What’s worse, WFAN’s Craig Carton‘s cruel references to that young, unhinged ESPN go-fer who was played by Steve Phillips — Carton repeatedly called her “a pig” — or Boomer Esiason‘s indulgence of it? By the way, at 48, isn’t it time Esiason went with something a tad more adult than Boomer — maybe Corky or Biff?
From Israel, reader David Schor e-mailed this dreadful story: The international TV feed of the Super Bowl included the non-stop nonsense of Joe Theismann. “Why, oh why?” Schor lamented.
After suggesting that Mike Emrick lately seems to call as many Penguins games as Devils games, Marc DiBernardo of Kewaskum, Wis., wonders if NBC stands for Nothing But Crosby.
Wonderful are those times when ESPN uses its Classic network as more than a garbage dump. Tuesday it ran Kansas-North Carolina, from Nov. 28, 1981 — UNC freshman Michael Jordan‘s first start.
Howie Rose apparently is among those who dislike the NHL’s shootout thingy.

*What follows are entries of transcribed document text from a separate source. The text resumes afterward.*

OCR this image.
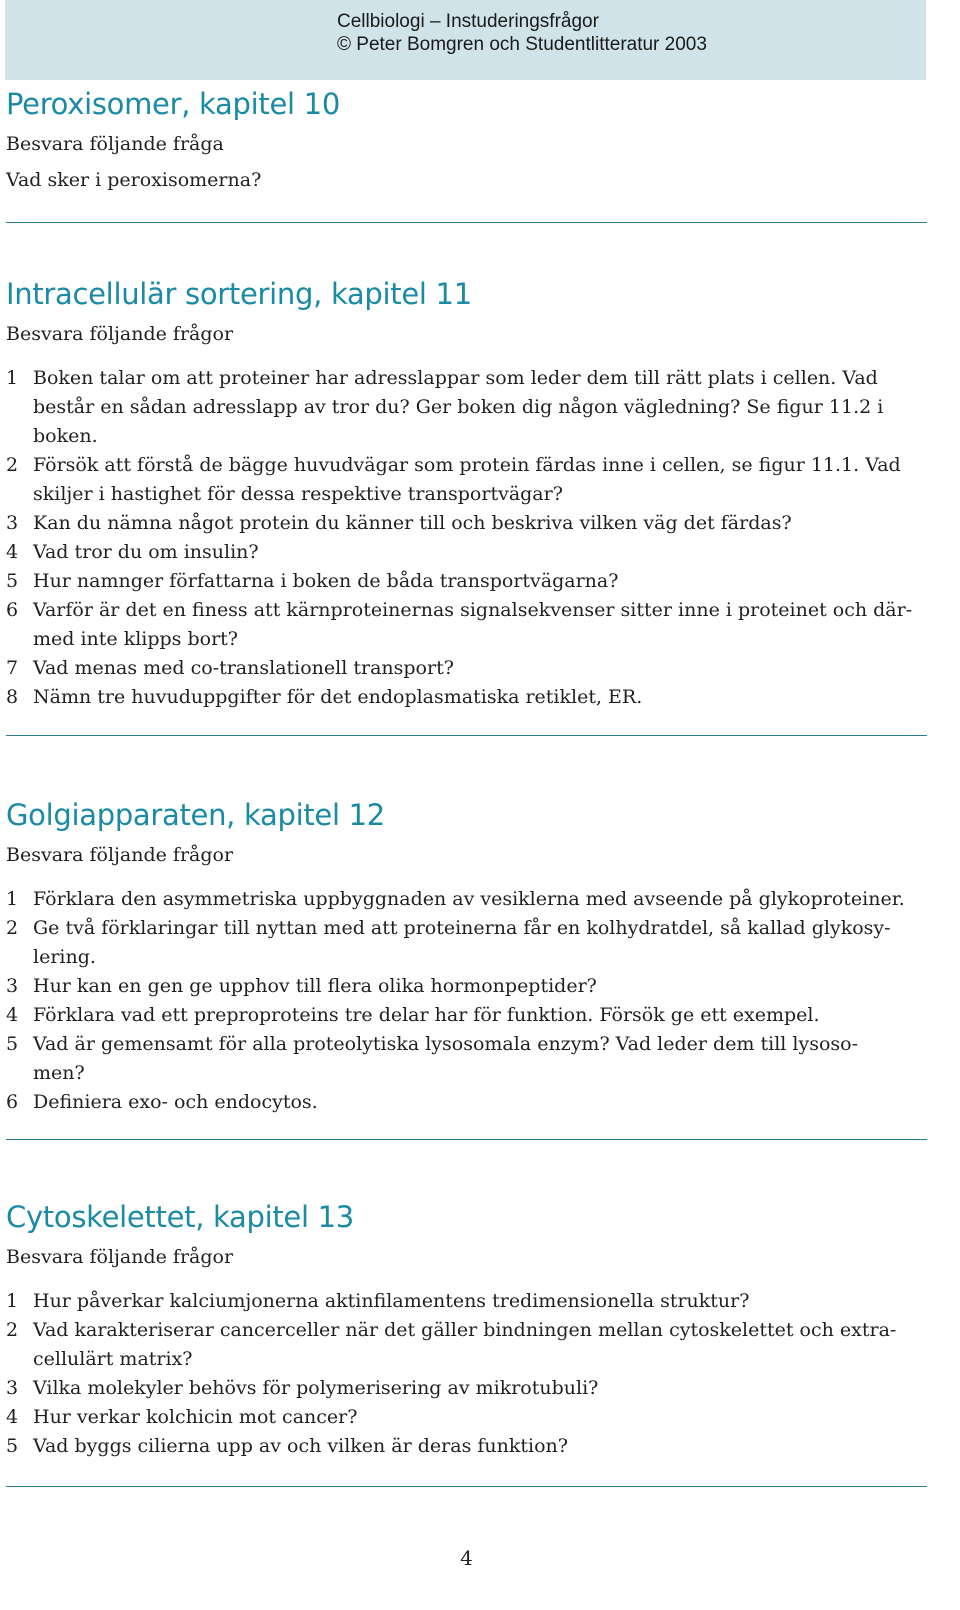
Cellbiologi – Instuderingsfrågor
© Peter Bomgren och Studentlitteratur 2003
Peroxisomer, kapitel 10
Besvara följande fråga
Vad sker i peroxisomerna?
Intracellulär sortering, kapitel 11
Besvara följande frågor
1 Boken talar om att proteiner har adresslappar som leder dem till rätt plats i cellen. Vad
består en sådan adresslapp av tror du? Ger boken dig någon vägledning? Se figur 11.2 i
boken.
2 Försök att förstå de bägge huvudvägar som protein färdas inne i cellen, se figur 11.1. Vad
skiljer i hastighet för dessa respektive transportvägar?
3 Kan du nämna något protein du känner till och beskriva vilken väg det färdas?
4 Vad tror du om insulin?
5 Hur namnger författarna i boken de båda transportvägarna?
6 Varför är det en finess att kärnproteinernas signalsekvenser sitter inne i proteinet och där-
med inte klipps bort?
7 Vad menas med co-translationell transport?
8 Nämn tre huvuduppgifter för det endoplasmatiska retiklet, ER.
Golgiapparaten, kapitel 12
Besvara följande frågor
1 Förklara den asymmetriska uppbyggnaden av vesiklerna med avseende på glykoproteiner.
2 Ge två förklaringar till nyttan med att proteinerna får en kolhydratdel, så kallad glykosy-
lering.
3 Hur kan en gen ge upphov till flera olika hormonpeptider?
4 Förklara vad ett preproproteins tre delar har för funktion. Försök ge ett exempel.
5 Vad är gemensamt för alla proteolytiska lysosomala enzym? Vad leder dem till lysoso-
men?
6 Definiera exo- och endocytos.
Cytoskelettet, kapitel 13
Besvara följande frågor
1 Hur påverkar kalciumjonerna aktinfilamentens tredimensionella struktur?
2 Vad karakteriserar cancerceller när det gäller bindningen mellan cytoskelettet och extra-
cellulärt matrix?
3 Vilka molekyler behövs för polymerisering av mikrotubuli?
4 Hur verkar kolchicin mot cancer?
5 Vad byggs cilierna upp av och vilken är deras funktion?
4
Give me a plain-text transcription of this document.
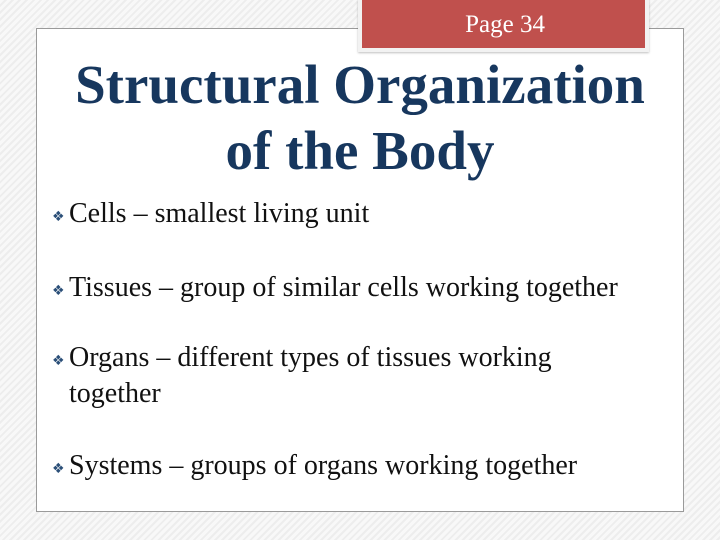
Page 34
Structural Organization
of the Body
❖ Cells – smallest living unit
❖ Tissues – group of similar cells working together
❖ Organs – different types of tissues working
together
❖ Systems – groups of organs working together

Tuesday on MSG-Plus, at the end of overtime in Predators-Islanders, Rose said, “So ends the hockey portion of this game.”
It doesn’t matter that New Orleans-Indianapolis made for a record Super Bowl audience, or that Kansas City-Philadelphia, in 1978, is still tied for the highest-rated World Series. Know-it-alls will still insist that only “big-market teams” can attract such TV audiences.